Invest in Professional Development: When an employer makes an effort to invest in their team members by offering them with ample opportunities to acquire new skills or knowledge, it indicates that they are interested in helping them progress professionally.
In fact, over 40% of employees have stated sufficient career development opportunities as the key factor that ensures job satisfaction.
It could be like propelling employees to attend workshops or conferences, providing them tuition reimbursement, developing an in-house mentoring program and so on.
Say for instance, some employees may choose group learning sessions while many find online training useful and interesting with employee training software. It is possible that Suzy from marketing may prefer to learn about company policy and facts through more auditory, passive, narrative learning. John from sales, on the other hand, may learn at a quicker pace when a gamified learning module is created for him. In such a scenario, using a LMS Software (LMS) can come in handy. It will let you craft training content keeping in mind the specific learning needs of the employees, without hampering engagement.
Set Clear Expectations and Policies: When employees aren’t aware of their job responsibilities, company policies and the performance metrics based on which they are judged, it can frustrate them and hamper their morale to the extent that they start looking for a new employer.
Luckily, this situation can be addressed as well. Communicate openly with the employees to ensure they know about their job responsibilities and company policies so that they are aware of the feedback and understand the evaluation process. The onus lies on the employers to ensure that the policies are formulated fairly so that they do not backfire.
Offer Competitive Remuneration: According to me, this should comprise ( but surely isn’t limited to) top notch and pocket-friendly health insurance, life insurance, sufficient sick leave and vacation time, retirement savings plan and so on.
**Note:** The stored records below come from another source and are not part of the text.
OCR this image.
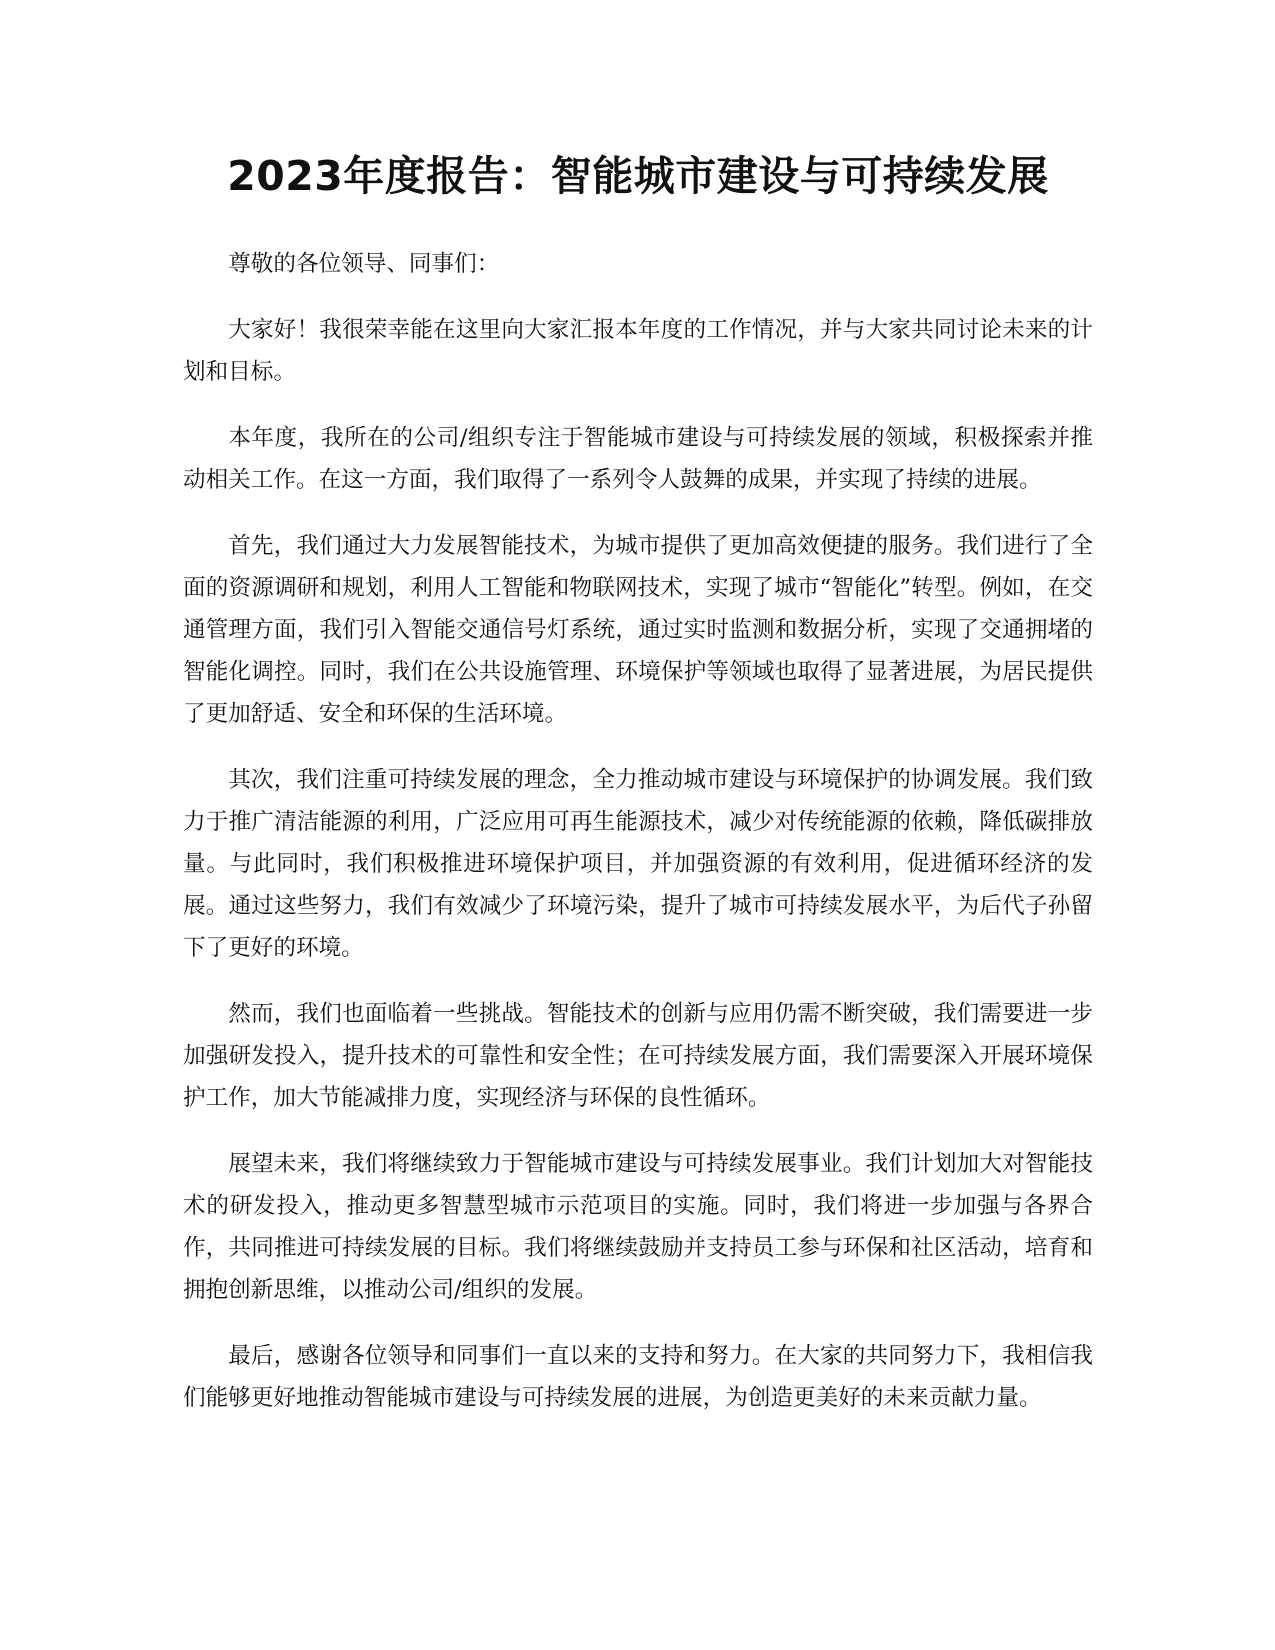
2023年度报告：智能城市建设与可持续发展

尊敬的各位领导、同事们：

大家好！我很荣幸能在这里向大家汇报本年度的工作情况，并与大家共同讨论未来的计划和目标。

本年度，我所在的公司/组织专注于智能城市建设与可持续发展的领域，积极探索并推动相关工作。在这一方面，我们取得了一系列令人鼓舞的成果，并实现了持续的进展。

首先，我们通过大力发展智能技术，为城市提供了更加高效便捷的服务。我们进行了全面的资源调研和规划，利用人工智能和物联网技术，实现了城市“智能化”转型。例如，在交通管理方面，我们引入智能交通信号灯系统，通过实时监测和数据分析，实现了交通拥堵的智能化调控。同时，我们在公共设施管理、环境保护等领域也取得了显著进展，为居民提供了更加舒适、安全和环保的生活环境。

其次，我们注重可持续发展的理念，全力推动城市建设与环境保护的协调发展。我们致力于推广清洁能源的利用，广泛应用可再生能源技术，减少对传统能源的依赖，降低碳排放量。与此同时，我们积极推进环境保护项目，并加强资源的有效利用，促进循环经济的发展。通过这些努力，我们有效减少了环境污染，提升了城市可持续发展水平，为后代子孙留下了更好的环境。

然而，我们也面临着一些挑战。智能技术的创新与应用仍需不断突破，我们需要进一步加强研发投入，提升技术的可靠性和安全性；在可持续发展方面，我们需要深入开展环境保护工作，加大节能减排力度，实现经济与环保的良性循环。

展望未来，我们将继续致力于智能城市建设与可持续发展事业。我们计划加大对智能技术的研发投入，推动更多智慧型城市示范项目的实施。同时，我们将进一步加强与各界合作，共同推进可持续发展的目标。我们将继续鼓励并支持员工参与环保和社区活动，培育和拥抱创新思维，以推动公司/组织的发展。

最后，感谢各位领导和同事们一直以来的支持和努力。在大家的共同努力下，我相信我们能够更好地推动智能城市建设与可持续发展的进展，为创造更美好的未来贡献力量。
Apart from these key essentials, every organization should realize what truly serve the employee needs. Some of the popular benefits that actually work includes flexible work hours, stock options, child care benefits, fitness coaching, gym memberships etc. You can take your employees’ feedback to get a deeper understanding of the benefits that would be able to their enhance their lives and offer tailored benefits considering that fact that different types of employees (millennials vs baby boomers) will be motivated by different factors.
Build an Open Communication Culture: Morale improves considerably when employees feel free to share their opinion, ideas, problems, grievances and are allowed to take actively participate in company’s evolution process. Team leads and managers need to propel the atmosphere of open, transparent and respectful communication. This will help to build trust in senior management and maintain the satisfaction of employees.
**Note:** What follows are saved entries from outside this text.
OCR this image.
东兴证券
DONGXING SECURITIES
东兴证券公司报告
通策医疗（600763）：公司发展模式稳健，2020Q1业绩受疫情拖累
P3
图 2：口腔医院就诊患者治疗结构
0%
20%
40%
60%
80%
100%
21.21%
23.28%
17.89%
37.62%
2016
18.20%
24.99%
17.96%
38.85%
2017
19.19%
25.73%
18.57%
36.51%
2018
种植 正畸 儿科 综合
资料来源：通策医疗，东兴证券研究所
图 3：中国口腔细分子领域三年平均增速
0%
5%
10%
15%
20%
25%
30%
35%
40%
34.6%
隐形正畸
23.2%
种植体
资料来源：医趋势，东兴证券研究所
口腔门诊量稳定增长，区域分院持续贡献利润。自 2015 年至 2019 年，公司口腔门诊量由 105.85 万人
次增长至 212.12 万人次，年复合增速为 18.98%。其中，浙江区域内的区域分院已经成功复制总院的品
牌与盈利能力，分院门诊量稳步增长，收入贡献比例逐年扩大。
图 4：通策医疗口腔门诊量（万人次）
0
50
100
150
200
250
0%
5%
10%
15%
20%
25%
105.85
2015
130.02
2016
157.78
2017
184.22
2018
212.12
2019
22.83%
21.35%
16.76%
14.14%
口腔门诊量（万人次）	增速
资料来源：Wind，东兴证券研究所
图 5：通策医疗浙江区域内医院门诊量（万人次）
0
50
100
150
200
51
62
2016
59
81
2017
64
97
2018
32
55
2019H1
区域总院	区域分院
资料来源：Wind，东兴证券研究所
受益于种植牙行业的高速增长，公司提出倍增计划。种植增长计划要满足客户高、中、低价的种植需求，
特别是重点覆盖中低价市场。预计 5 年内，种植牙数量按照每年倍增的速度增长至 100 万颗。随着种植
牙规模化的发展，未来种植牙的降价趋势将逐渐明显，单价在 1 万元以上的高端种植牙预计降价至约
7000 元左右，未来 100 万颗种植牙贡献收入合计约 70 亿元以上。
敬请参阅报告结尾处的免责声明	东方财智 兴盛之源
Create Conducive Work Atmosphere: The work environment is believed to be conducive when the management is aware where the organization is headed and strong ethics are followed. When employees are made to feel that they belong to an organization, communication happens on its own without fail. Work-related stress will always prevail but it should be a temporary affair. The employer should ensure that the workforce feels motivated, aren’t overburdened and feel a part of the larger community.
Are you treating your workforce with due respect and ensure that they are made to feel as an integral part of the organization? If your business is aligned with this question with a resounding “yes”, then I am sure your employees value your organization and you can resolve the attrition issues with the above-mentioned strategies.